Indeed, from reports across various markets and specialties, the slowdown in new orders was
relatively short-lived. “In fact, business has picked up substantially in just the past few weeks,
especially in specialty yarns,” another spinner said in early September. Orders for commodity yarn
are still behind where they were a few months ago, he said, but are showing some signs of
resurgence.
Reasons For The Slowdown
Spinners attribute the short-term drop in business to multiple factors. Inventory
adjustment, increasing product flow from foreign suppliers and customer pricing concerns were the
most frequently mentioned contributors.
“I have to believe, from my observations, that the drop-off was primarily a result of
inventory adjustment,” said one spinner. “I think a lot of customers perhaps overbought in the
early part of the year, for a variety of reasons, and were trying to get rid of excess inventory
before placing additional orders. Now, it looks like that situation has stabilized, and orders are
starting to come in again.”
An observer close to the industry commented: “The slowdown in the economy around the middle
of the year certainly had some impact. In those conditions, certainly nobody was going to get
caught carrying a lot of high-priced inventory, or even any inventory at all.”
Another spinner observed: “A lot of the product that was produced in the first half of the
year, through July 4, was through long-term orders in which customers had the cotton price fixed at
about 90 cents per pound or so. They didn’t fix anything after that because the price of cotton was
ramping up so fast and they were waiting for it to come back down. There was a lot of concern that
customers were front-loading inventory and that the world would shut down in the second half. Some
of the denim people, for example, were worried that there wouldn’t be anything at all after
mid-year. And that hasn’t happened. It slowed down, but there was not this massive falloff.”
Added a yarn buyer: “There was certainly a disruption in the market from the flood of
low-cost products from Asia. Companies in India, for example, went from exporting virtually nothing
for an extended period of time to shipping a tremendous amount of product over a very short period
of time. They had abandoned their supply chains and had to ‘buy’ their way back in. They were
selling yarn below where the rest of the world saw their cotton prices. That had to get absorbed by
the market, and it took a little while for that to happen.”
Continuing Pricing Issues
Pricing continues to be a significant issue for most spinners. “It’s tough when customers
look at the price for new cotton and see it around $1.05 or $1.07 a pound and the mills are still
sitting on some $1.60 or $1.70 cotton. There’s a lot of pressure to reduce prices.”
As of September 2, the price for the base quality of cotton in the seven designated markets
measured by the U.S. Department of Agriculture averaged $1.0271 per pound, continuing the downward
spiral that began near the end of the first quarter.
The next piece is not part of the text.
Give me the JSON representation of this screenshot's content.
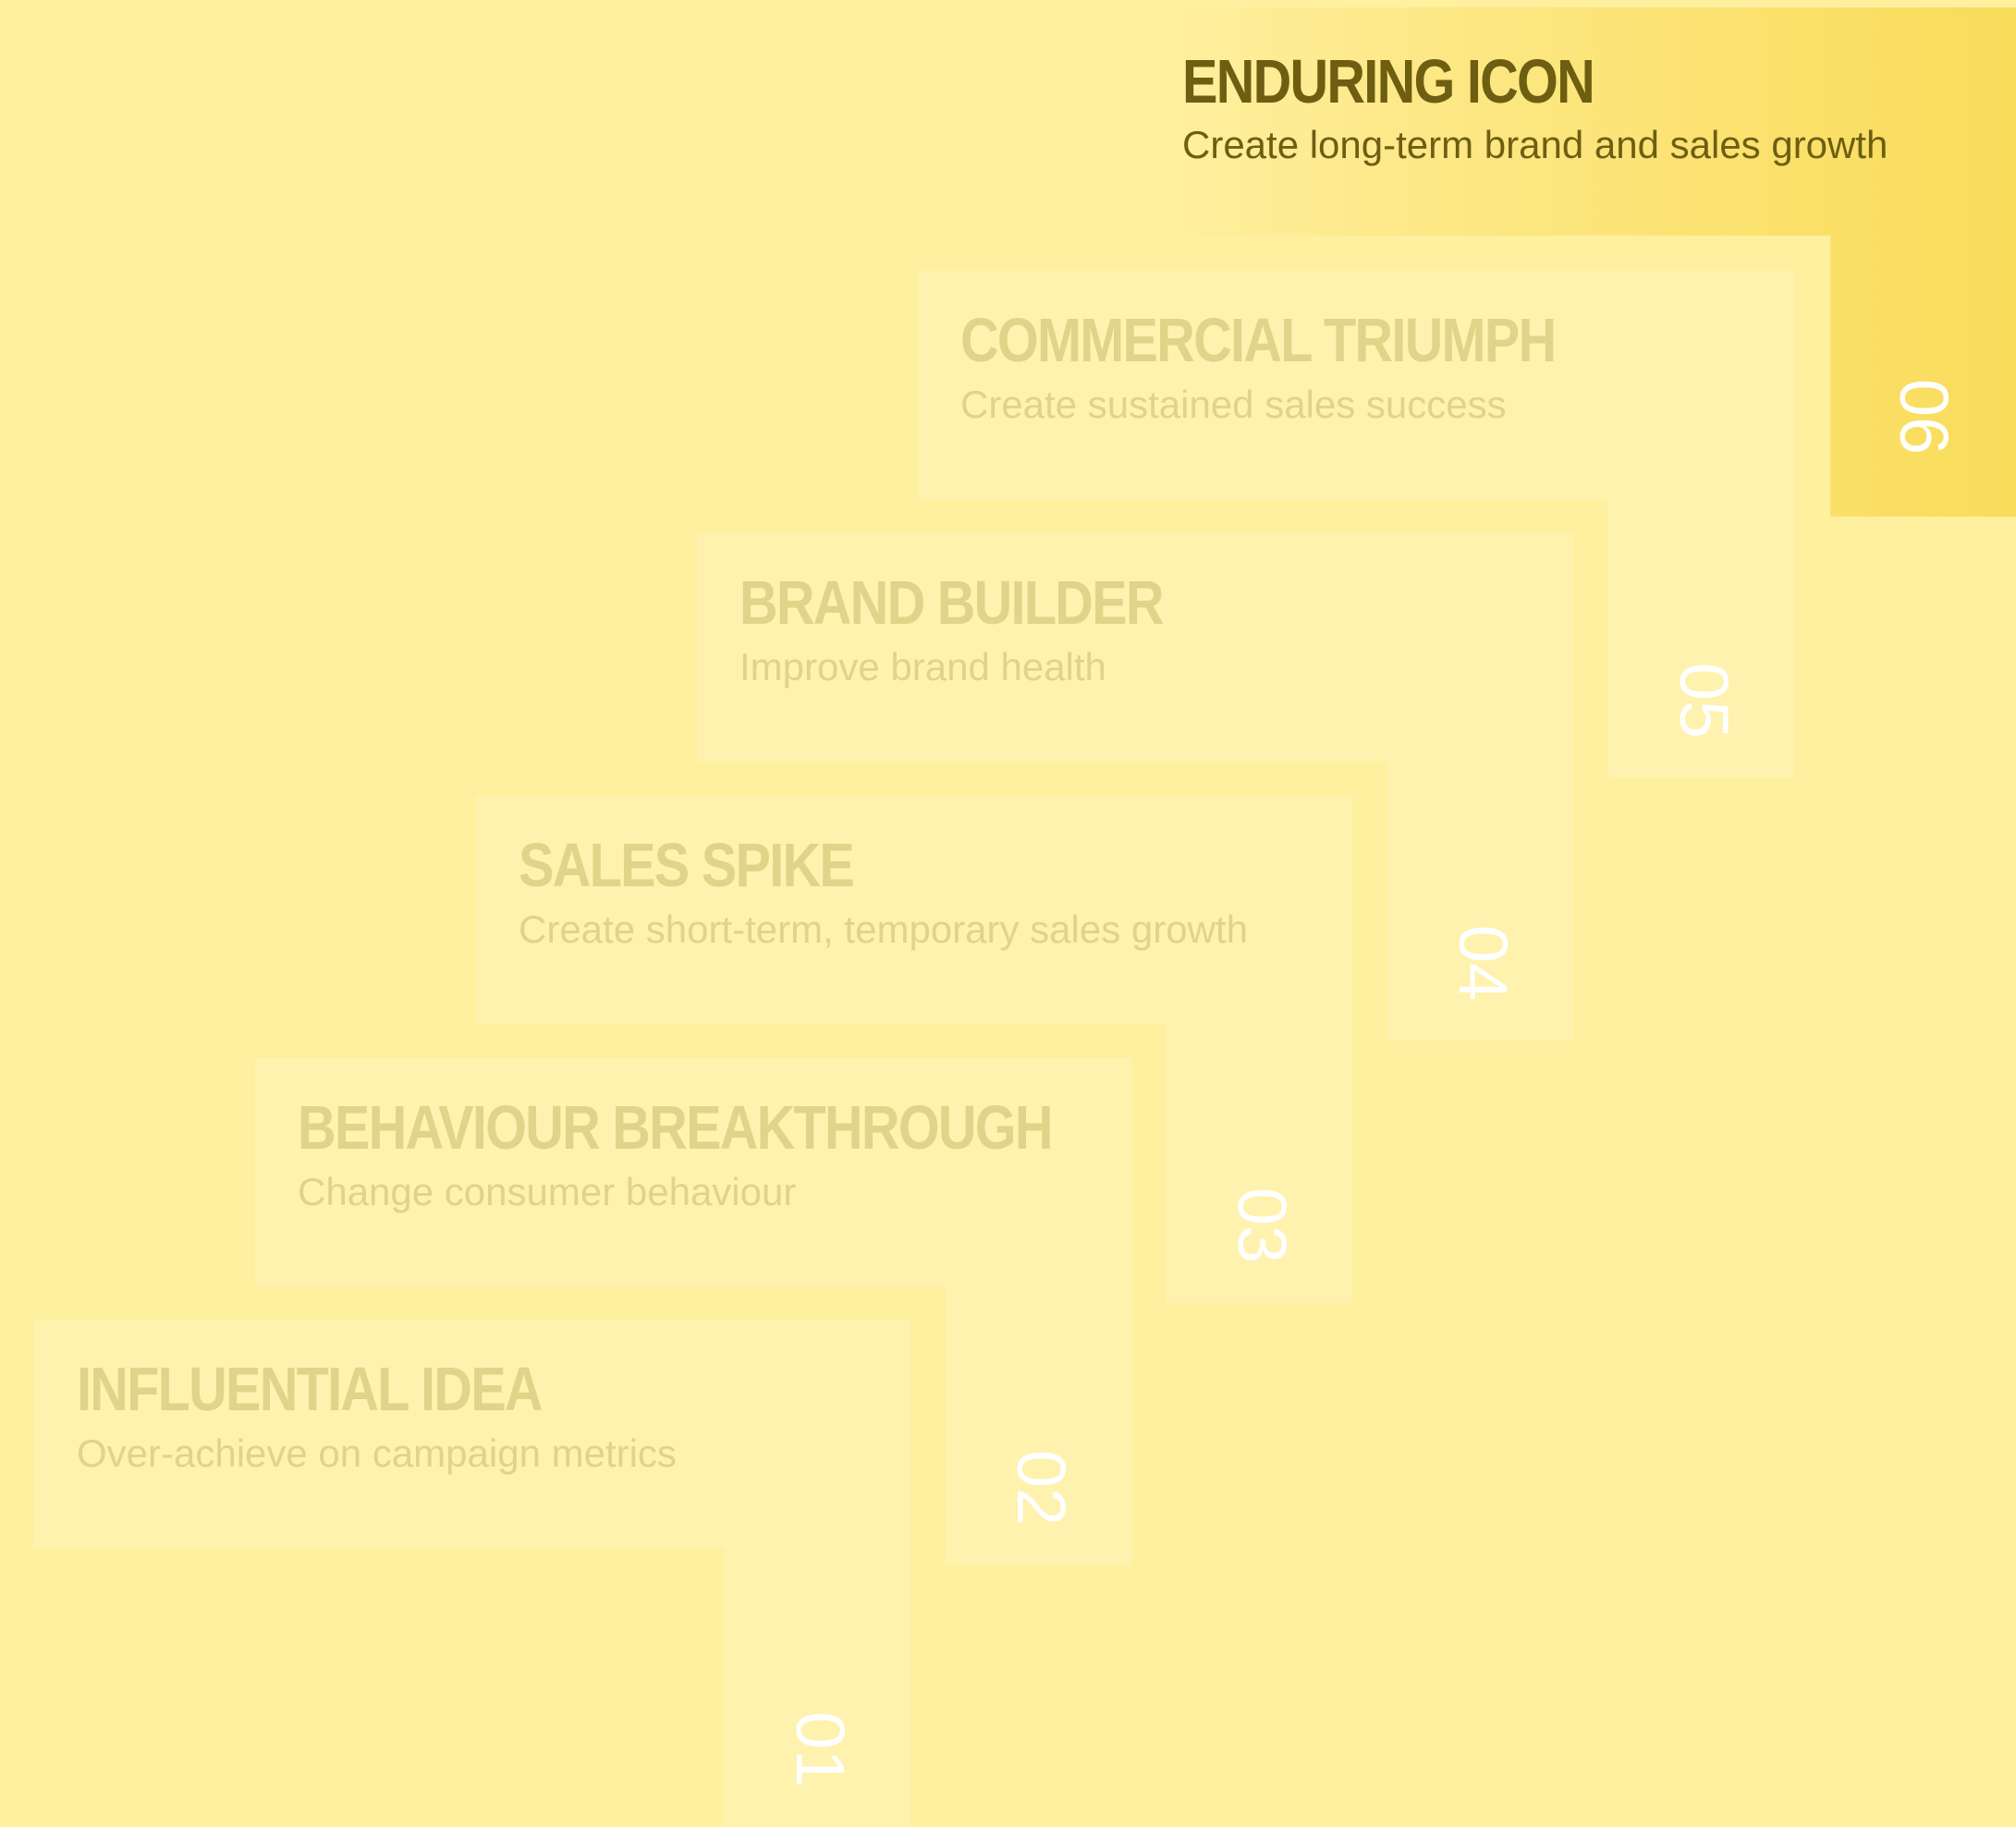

As recently as March, spot prices were more
than $1.80 per pound.
“With the volatility of prices, there is a limit to what mills can do,” said a yarn broker.
“I think over the next few months — especially until we get some amount of equalization between the
cost of our raw materials and the perceived market price for our product — there is going to have
to be some give and take from both mills and customers.”
Another spinner agreed: “When the price of cotton began increasing dramatically, mills and
their customers had to work at agreeing to price increases on an incremental basis. Customers were
not willing to accept price increases that tracked the cotton futures market. Now that prices are
falling, the same thing is going to have to happen in reverse. Customers want lower prices, but
they are going to have to accept price decreases in stages.”